← All posts

My Experience with AI Agents in 2026

2026 has been quite interesting for me with the way AI has developed. I have been using AI tools for a while, but this year really felt like there was a step change.

For me, that started in December 2025, when I came across Karpathy’s post on X where he mentioned that there had been a step change with the Opus 4.5 model. At the time, I was travelling back to Zimbabwe for the holidays, so I did not really get a chance to try it properly. I was spending time with family, and I only got to test it when I came back from holiday in early January.

When I finally tried it, I really did feel that step change.

I had worked with these models before, but the workflow was very different. Previously, I would give the model a small snippet of a task, it would generate some code, and then I would copy that code into my text editor and run it myself. With Opus 4.5, it felt more like I was working with an agent. I could give it a task to perform, and it would go away and mostly complete the task correctly. Not perfectly, but almost correct most of the time.

One thing I also noticed was that if I followed a test-driven development approach, the outcome was much closer to what I wanted. That was quite interesting for me because, back in the day, writing tests always felt tedious and boring. It was one of those things you knew you should do, but it slowed you down.

With agents, especially starting with Opus 4.5, I could ask the model to write tests as part of the development process, and the task would usually come out the way I wanted. That changed how I thought about building software.

So for me, I really enjoyed Opus 4.5. It was probably my favourite model. Maybe there is some sentimental value there as well, because it was the first model where I genuinely felt that shift.
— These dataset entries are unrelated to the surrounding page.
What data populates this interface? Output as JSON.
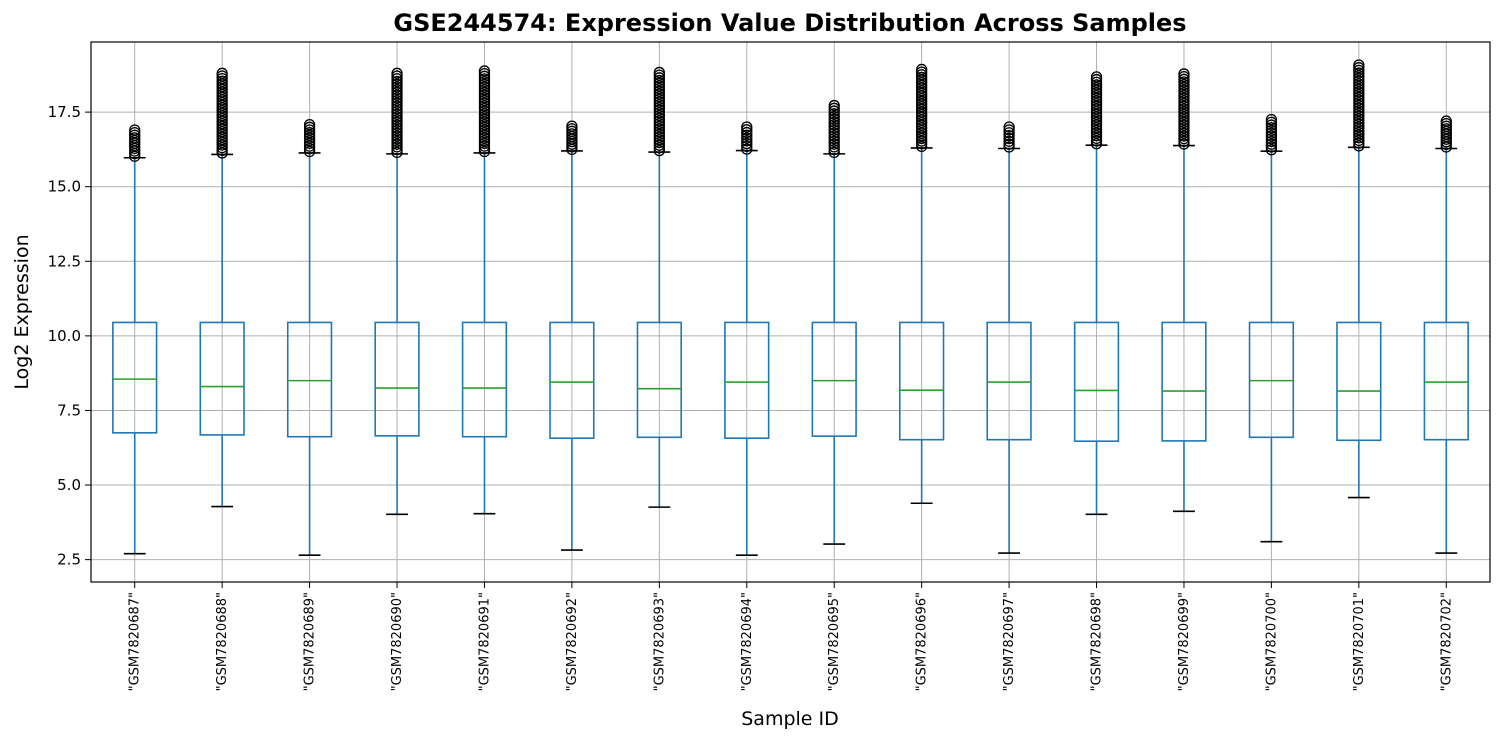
{
  "chart_data": {
    "type": "box",
    "title": "GSE244574: Expression Value Distribution Across Samples",
    "xlabel": "Sample ID",
    "ylabel": "Log2 Expression",
    "ylim": [
      1.75,
      19.85
    ],
    "yticks": [
      2.5,
      5.0,
      7.5,
      10.0,
      12.5,
      15.0,
      17.5
    ],
    "ytick_labels": [
      "2.5",
      "5.0",
      "7.5",
      "10.0",
      "12.5",
      "15.0",
      "17.5"
    ],
    "grid": true,
    "colors": {
      "box": "#1f77b4",
      "median": "#2ca02c",
      "cap": "#000000",
      "grid": "#b0b0b0",
      "flier": "#000000"
    },
    "categories": [
      "\"GSM7820687\"",
      "\"GSM7820688\"",
      "\"GSM7820689\"",
      "\"GSM7820690\"",
      "\"GSM7820691\"",
      "\"GSM7820692\"",
      "\"GSM7820693\"",
      "\"GSM7820694\"",
      "\"GSM7820695\"",
      "\"GSM7820696\"",
      "\"GSM7820697\"",
      "\"GSM7820698\"",
      "\"GSM7820699\"",
      "\"GSM7820700\"",
      "\"GSM7820701\"",
      "\"GSM7820702\""
    ],
    "boxes": [
      {
        "whisker_low": 2.7,
        "q1": 6.75,
        "median": 8.55,
        "q3": 10.45,
        "whisker_high": 15.97,
        "flier_max": 16.9
      },
      {
        "whisker_low": 4.28,
        "q1": 6.68,
        "median": 8.3,
        "q3": 10.45,
        "whisker_high": 16.08,
        "flier_max": 18.8
      },
      {
        "whisker_low": 2.65,
        "q1": 6.62,
        "median": 8.5,
        "q3": 10.45,
        "whisker_high": 16.13,
        "flier_max": 17.08
      },
      {
        "whisker_low": 4.02,
        "q1": 6.65,
        "median": 8.25,
        "q3": 10.45,
        "whisker_high": 16.1,
        "flier_max": 18.8
      },
      {
        "whisker_low": 4.04,
        "q1": 6.62,
        "median": 8.25,
        "q3": 10.45,
        "whisker_high": 16.13,
        "flier_max": 18.88
      },
      {
        "whisker_low": 2.82,
        "q1": 6.57,
        "median": 8.45,
        "q3": 10.45,
        "whisker_high": 16.2,
        "flier_max": 17.03
      },
      {
        "whisker_low": 4.26,
        "q1": 6.6,
        "median": 8.23,
        "q3": 10.45,
        "whisker_high": 16.16,
        "flier_max": 18.83
      },
      {
        "whisker_low": 2.65,
        "q1": 6.57,
        "median": 8.45,
        "q3": 10.45,
        "whisker_high": 16.21,
        "flier_max": 17.0
      },
      {
        "whisker_low": 3.02,
        "q1": 6.64,
        "median": 8.5,
        "q3": 10.45,
        "whisker_high": 16.1,
        "flier_max": 17.72
      },
      {
        "whisker_low": 4.39,
        "q1": 6.52,
        "median": 8.18,
        "q3": 10.45,
        "whisker_high": 16.3,
        "flier_max": 18.93
      },
      {
        "whisker_low": 2.72,
        "q1": 6.52,
        "median": 8.45,
        "q3": 10.45,
        "whisker_high": 16.28,
        "flier_max": 17.0
      },
      {
        "whisker_low": 4.02,
        "q1": 6.47,
        "median": 8.17,
        "q3": 10.45,
        "whisker_high": 16.39,
        "flier_max": 18.68
      },
      {
        "whisker_low": 4.12,
        "q1": 6.48,
        "median": 8.15,
        "q3": 10.45,
        "whisker_high": 16.38,
        "flier_max": 18.78
      },
      {
        "whisker_low": 3.1,
        "q1": 6.6,
        "median": 8.5,
        "q3": 10.45,
        "whisker_high": 16.19,
        "flier_max": 17.25
      },
      {
        "whisker_low": 4.58,
        "q1": 6.5,
        "median": 8.15,
        "q3": 10.45,
        "whisker_high": 16.32,
        "flier_max": 19.08
      },
      {
        "whisker_low": 2.72,
        "q1": 6.52,
        "median": 8.45,
        "q3": 10.45,
        "whisker_high": 16.28,
        "flier_max": 17.2
      }
    ]
  }
}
After that came Opus 4.6 and 4.7, and although they were better in some ways, I did not feel the same big difference that I felt with 4.5. One thing I also started noticing as my codebase got bigger and bigger was that I could not always rely on the same test-driven development approach to get the exact outcome I wanted.

In some cases, the models would say they had completed a task, but when I reviewed the work, I would notice that some parts had been overlooked. The task was mostly done, but not fully done. That made me start looking at other agents as well.
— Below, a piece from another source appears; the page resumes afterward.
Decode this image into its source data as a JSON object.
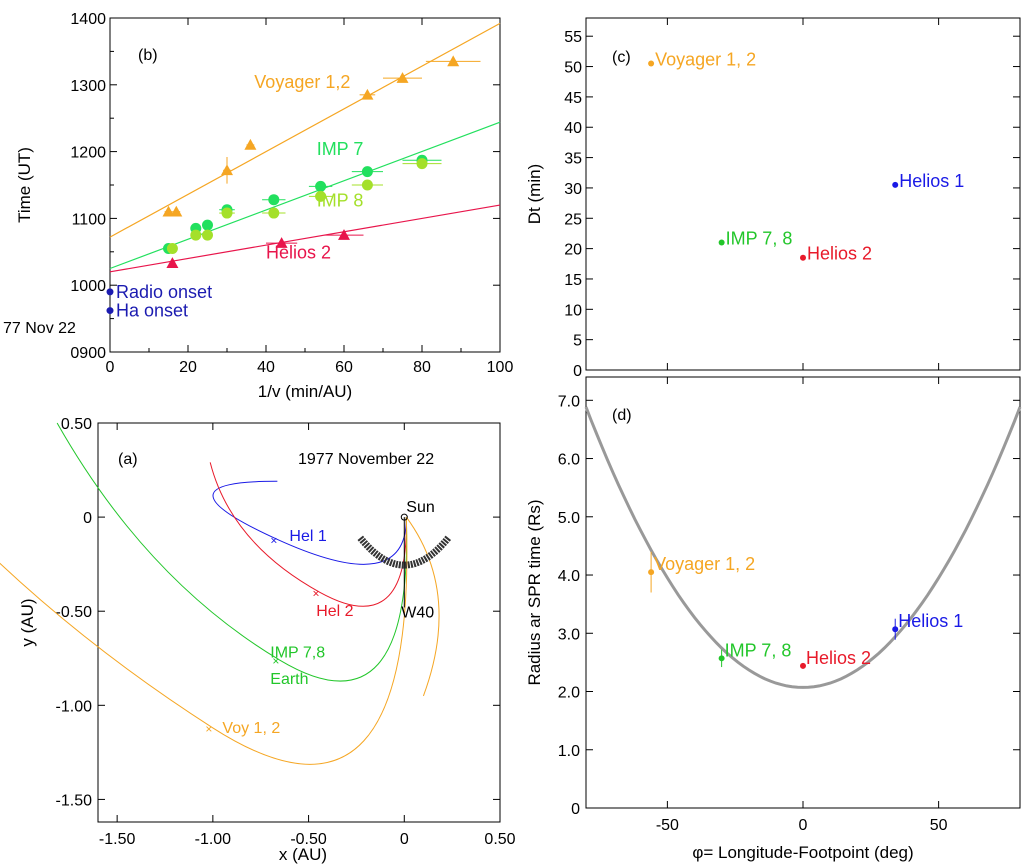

Codex was one of them. For me, Codex 5.4 had a similar step change to what I had felt with Opus 4.5. But my experience with Codex was a bit different. It had less character. It was not as interesting to talk to as the Opus models, but it was very good at performing coding tasks.

To me, Codex felt more like a tool than an agent, whereas the Opus models felt more conversational and agentic.

One thing I noticed with Codex was that it was much slower at performing tasks. But that was not always a bad thing. It felt like it was taking its time to understand the full codebase before completing the task. It would read more carefully, understand more context, and then make changes.

Because of that, I have been modifying my workflow.

At the moment, I use the Claude models, especially Opus and Sonnet, more for the first stage of building a feature. They are better for brainstorming, planning, researching the feature, and thinking through the approach. So if I am building something new, I will usually start with Claude. I use it to explore the feature, build out a plan, and sometimes do the first implementation.

After the implementation is done, I ask the model to write out the goals it was trying to achieve with that implementation. Then I take that and ask Codex, currently Codex 5.5, to review the work.

I use Codex to harden the implementation, find issues, and look for bugs in the codebase. In most cases, Codex does find some problems in the first implementation. It catches things that the Claude models may have missed.

That has become the sweet spot for me at this stage.

The Claude models are better for the initial planning, brainstorming, and first implementation. The Codex models feel more like tooling, but they are very good at reviewing, hardening, and completing coding tasks carefully.

Overall, it has been quite interesting to see how quickly this space is developing. I would not have been able to do as much work on GoveranAI and VhenekAI, the projects I am currently working on, without these AI agents.

I am excited to see what comes next, but I also think my workflow will continue to change. One thing you quickly realise with these models is that each one has its own strengths and weaknesses. So instead of looking for one perfect model, I have started adapting my workflow around what each model is good at.

Sometimes that means using one model for planning and another for implementation. Sometimes it means using one for building and another for review. For now, that hybrid workflow has been working quite well for me.